Wheeeee! Here we go with some more Newshog snippets from all over.

  • There's a UK general election coming, probably in early May. Depending on the results, it could seriously change the dynamic between the US and Europe. In fact, even if Blair wins another victory it may not be good news for BushCo as it looks more and more likely that "Vote Blair, get Brown" is something that UK voters are quite happy with - and Gordon won't be the poodle that Tony has been, no-sirree. He has already clashed with the White House over ending world poverty, and is a true modern socialist who has still managed to have a great reputation in the financial markets.

  • Rep. Chris Cox (R) obviously hasn't been keeping up on his homework, as he still thinks ""We continue to discover biological and chemical weapons and the facilities to make them inside of Iraq" along with a plot to poison America's perfume counters, as he told the Conservative Political Action Conference. A Tiny Revolution chases down the statement and works out that Cox is getting reality confused with the Batman movies. Are Republicans embarassed that this guy draws a salary from the nation?

  • Via an email from Kirkrrt and Al-jazeera, we find that energy investment banker and Bush-Cheney energy advisor Matthew Simmons thinks we have "already passed peak oil" and that from now on the world's oil production will decrease. Time to trade in that SUV for a hybrid.

  • Ambivablog says that Joe Bilden is a contender for 2008. As far as I am concerned, this is great news if true. Bilden has consistently impressed me with his attitude, especially his willingness to get in the face of rightwing spinners and make them retract or recant. I laugh every time I see him on Fox News Sunday - Chris Wallace is obviously terrified of Bilden and I don't think he is the only conservative that straight-talking Joe scares.

  • New York Times correspondent Tim Egan writes a letter to the BBC, suggesting that there is a new class division emerging in America - between the graduates and the fast food workers.

    It is not enough to be the smartest kid in class. Virtually every elite university has a legacy system - sometimes termed Affirmative Action for White Guys.

    Those legacies can make up 15% of a top university's intake. Who says the USA doesn't have an aristocracy?

  • One difference between Vietnam and Iraq is that in Iraq the party drugs are given out via the chain of command. First came ketamine as a morphine substitute. Now soldiers suffering from post-trauma stress are to be plyed with ecstasy to help them get over their experiences.

  • Patrick Seale at the Guardian gets it right:

    Syria is already under great international pressure from the US, France and Israel. To kill Hariri at this critical moment would be to destroy Syria's reputation once and for all and hand its enemies a weapon with which to deliver the blow that could finally destabilise the Damascus regime, and even possibly bring it down.
    So attributing responsibility for the murder to Syria is implausible. The murder is more likely to be the work of one of its many enemies.


    Indeed. But he then goes on to pretty much blame Israel, which may be obvious but I am not convinced about. The plot thickens and the international community are still no closer to knowing the truth while Bush and his cronies spout rhetoric rather than sense.

  • The Pope has a new book out. In it, he attacks the moral permisiveness of the West for undermining society with divorce, free love, abortion, euthanasia, and genetic manipulation.
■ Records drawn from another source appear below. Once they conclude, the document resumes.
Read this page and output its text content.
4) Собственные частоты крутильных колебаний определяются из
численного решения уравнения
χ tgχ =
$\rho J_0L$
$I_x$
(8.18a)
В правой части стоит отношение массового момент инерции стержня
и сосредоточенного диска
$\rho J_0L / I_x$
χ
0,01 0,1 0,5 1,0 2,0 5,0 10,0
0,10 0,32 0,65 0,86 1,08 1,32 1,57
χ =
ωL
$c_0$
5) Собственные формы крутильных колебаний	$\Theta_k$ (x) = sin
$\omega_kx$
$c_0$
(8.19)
    But its main focus is the risk democracies pose to the law of God. La Repubblica, the Italian daily which was shown advance excerpts, wrote yesterday: "The nihilism of the West is disturbing to the Pope. His claim is that democratic parliaments are the carriers."
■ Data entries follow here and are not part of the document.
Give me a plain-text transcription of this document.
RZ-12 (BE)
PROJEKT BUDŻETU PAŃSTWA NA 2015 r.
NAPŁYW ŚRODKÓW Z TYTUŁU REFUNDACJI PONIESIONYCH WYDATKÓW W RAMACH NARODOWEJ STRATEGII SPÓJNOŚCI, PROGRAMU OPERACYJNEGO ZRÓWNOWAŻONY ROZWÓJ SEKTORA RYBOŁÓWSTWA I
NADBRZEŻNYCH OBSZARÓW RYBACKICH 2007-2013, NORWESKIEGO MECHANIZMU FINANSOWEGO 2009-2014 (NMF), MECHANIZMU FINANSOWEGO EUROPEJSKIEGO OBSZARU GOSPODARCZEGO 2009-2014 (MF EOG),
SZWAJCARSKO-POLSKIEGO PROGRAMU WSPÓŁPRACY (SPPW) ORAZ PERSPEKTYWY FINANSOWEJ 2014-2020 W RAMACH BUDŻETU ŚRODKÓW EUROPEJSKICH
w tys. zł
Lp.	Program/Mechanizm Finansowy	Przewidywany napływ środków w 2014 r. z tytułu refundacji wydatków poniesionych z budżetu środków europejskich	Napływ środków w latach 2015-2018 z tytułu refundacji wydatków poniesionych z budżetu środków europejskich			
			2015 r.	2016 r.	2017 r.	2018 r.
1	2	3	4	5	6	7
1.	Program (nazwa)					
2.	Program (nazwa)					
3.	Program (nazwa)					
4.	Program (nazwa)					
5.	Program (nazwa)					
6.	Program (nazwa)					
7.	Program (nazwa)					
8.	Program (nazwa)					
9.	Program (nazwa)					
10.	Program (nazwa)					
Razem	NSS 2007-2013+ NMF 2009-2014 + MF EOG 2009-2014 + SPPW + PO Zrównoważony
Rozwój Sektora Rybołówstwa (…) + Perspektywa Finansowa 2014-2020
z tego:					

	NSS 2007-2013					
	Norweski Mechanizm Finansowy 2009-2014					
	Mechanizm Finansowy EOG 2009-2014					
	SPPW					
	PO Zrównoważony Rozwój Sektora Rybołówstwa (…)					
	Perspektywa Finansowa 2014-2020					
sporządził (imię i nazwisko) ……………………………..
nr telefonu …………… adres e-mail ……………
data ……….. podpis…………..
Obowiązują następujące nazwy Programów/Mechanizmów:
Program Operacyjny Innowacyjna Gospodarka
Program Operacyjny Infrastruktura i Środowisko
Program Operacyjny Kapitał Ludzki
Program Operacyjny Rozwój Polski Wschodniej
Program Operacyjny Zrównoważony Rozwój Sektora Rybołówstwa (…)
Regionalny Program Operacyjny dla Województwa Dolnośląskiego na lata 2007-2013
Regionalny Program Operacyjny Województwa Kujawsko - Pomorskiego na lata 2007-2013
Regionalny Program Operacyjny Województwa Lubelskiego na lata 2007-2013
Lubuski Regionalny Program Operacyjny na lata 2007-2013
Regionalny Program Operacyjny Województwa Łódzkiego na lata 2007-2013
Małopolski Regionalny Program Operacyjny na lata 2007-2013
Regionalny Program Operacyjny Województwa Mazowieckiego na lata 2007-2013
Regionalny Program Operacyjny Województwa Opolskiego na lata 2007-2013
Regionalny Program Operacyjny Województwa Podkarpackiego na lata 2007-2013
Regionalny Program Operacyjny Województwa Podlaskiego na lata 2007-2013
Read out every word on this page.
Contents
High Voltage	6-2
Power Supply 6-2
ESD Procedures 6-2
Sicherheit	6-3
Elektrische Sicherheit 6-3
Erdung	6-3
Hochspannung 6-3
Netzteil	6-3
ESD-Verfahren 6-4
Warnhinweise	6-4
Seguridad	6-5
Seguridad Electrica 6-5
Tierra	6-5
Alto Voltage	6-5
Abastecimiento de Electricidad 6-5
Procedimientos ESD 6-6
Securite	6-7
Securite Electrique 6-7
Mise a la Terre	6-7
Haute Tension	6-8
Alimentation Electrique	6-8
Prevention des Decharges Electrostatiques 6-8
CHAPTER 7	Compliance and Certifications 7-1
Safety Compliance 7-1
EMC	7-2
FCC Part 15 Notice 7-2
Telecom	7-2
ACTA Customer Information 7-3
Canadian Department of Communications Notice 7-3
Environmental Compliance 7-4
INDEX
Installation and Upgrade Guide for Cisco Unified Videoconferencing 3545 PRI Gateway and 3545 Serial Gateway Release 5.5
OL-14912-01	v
    Driven by "powerful economic forces," the Pope claims, the "anti-Gospel" is spreading the idea that "one must live life as if God does not exist".
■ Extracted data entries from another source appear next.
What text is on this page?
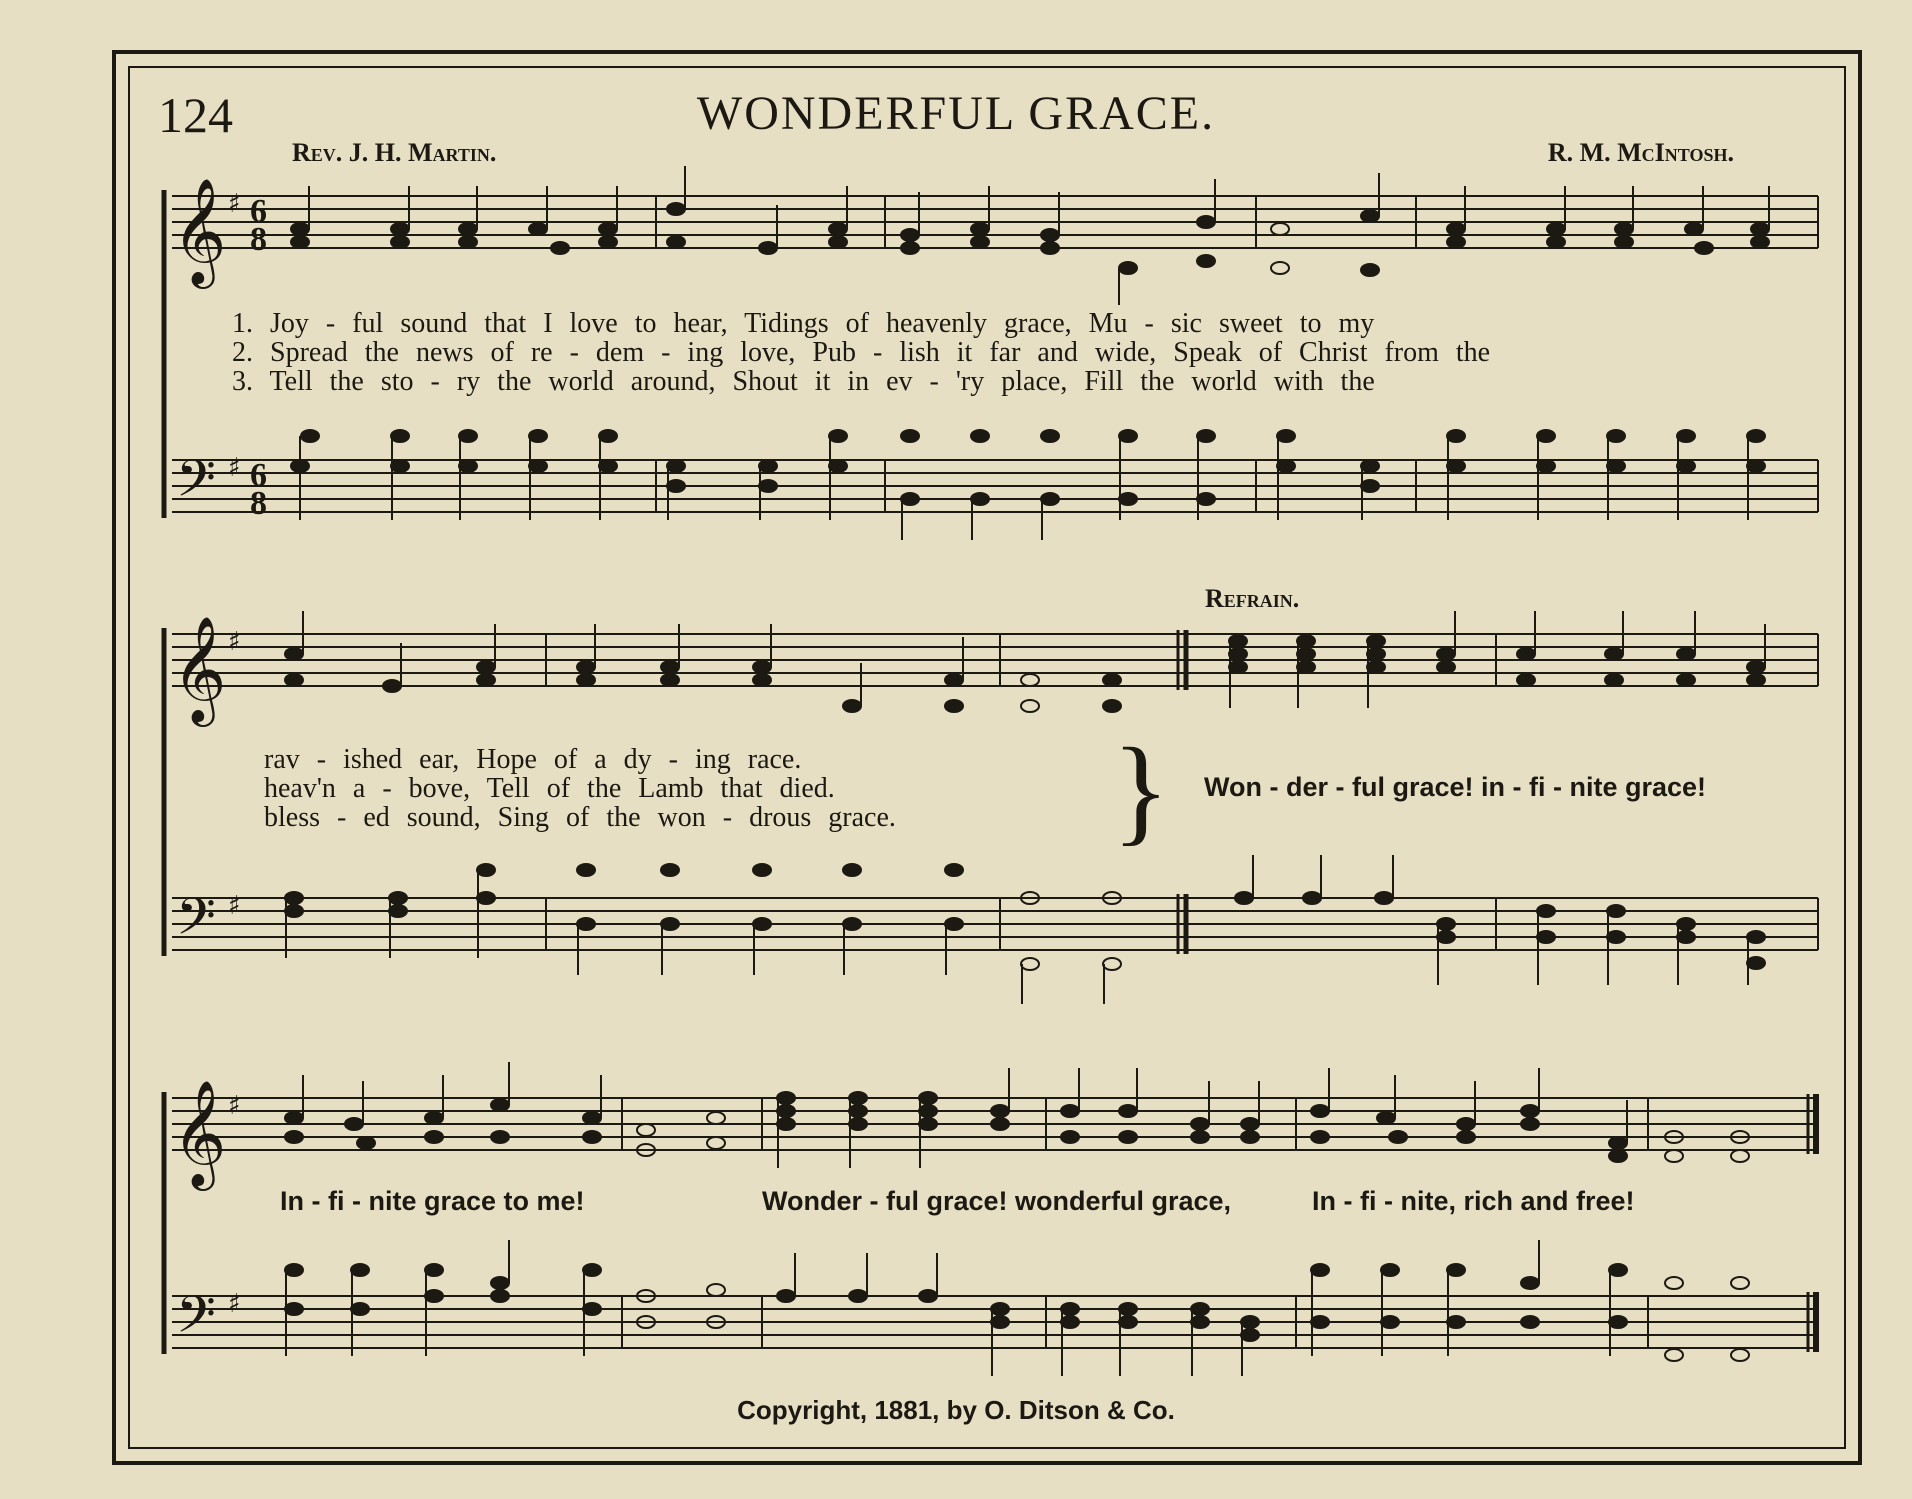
124	WONDERFUL GRACE.
Rev. J. H. Martin.	R. M. McIntosh.
𝄞
𝄢
𝄞
𝄢
𝄞
𝄢
♯
♯
♯
♯
♯
♯
6
8
6
8
1. Joy - ful sound that I love to hear, Tidings of heavenly grace, Mu - sic sweet to my
2. Spread the news of re - dem - ing love, Pub - lish it far and wide, Speak of Christ from the
3. Tell the sto - ry the world around, Shout it in ev - 'ry place, Fill the world with the
Refrain.
rav - ished ear, Hope of a dy - ing race.
heav'n a - bove, Tell of the Lamb that died.
bless - ed sound, Sing of the won - drous grace. } Won - der - ful grace! in - fi - nite grace!
In - fi - nite grace to me!	Wonder - ful grace! wonderful grace,	In - fi - nite, rich and free!
Copyright, 1881, by O. Ditson & Co.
    By contrast, Eastern Europe, the Polish Pope said, had reached "a spiritual maturity for which certain important values are less devalued than in the West".


    "The risk democracies pose to the law of God"...sound familiar to anyone? It isn't too long since Charles Stross opined on this blog that the Pope was a fundie as bad as any ayatollah or Taliban member.
    Good call, Charlie.

  • The Peoples Republic of Seabrook has something to say about Fox News altering words in a Clinton quotation. That's true conservative journalism for you. Plus, as usual, PRS has a great pic to go with the story. Heh.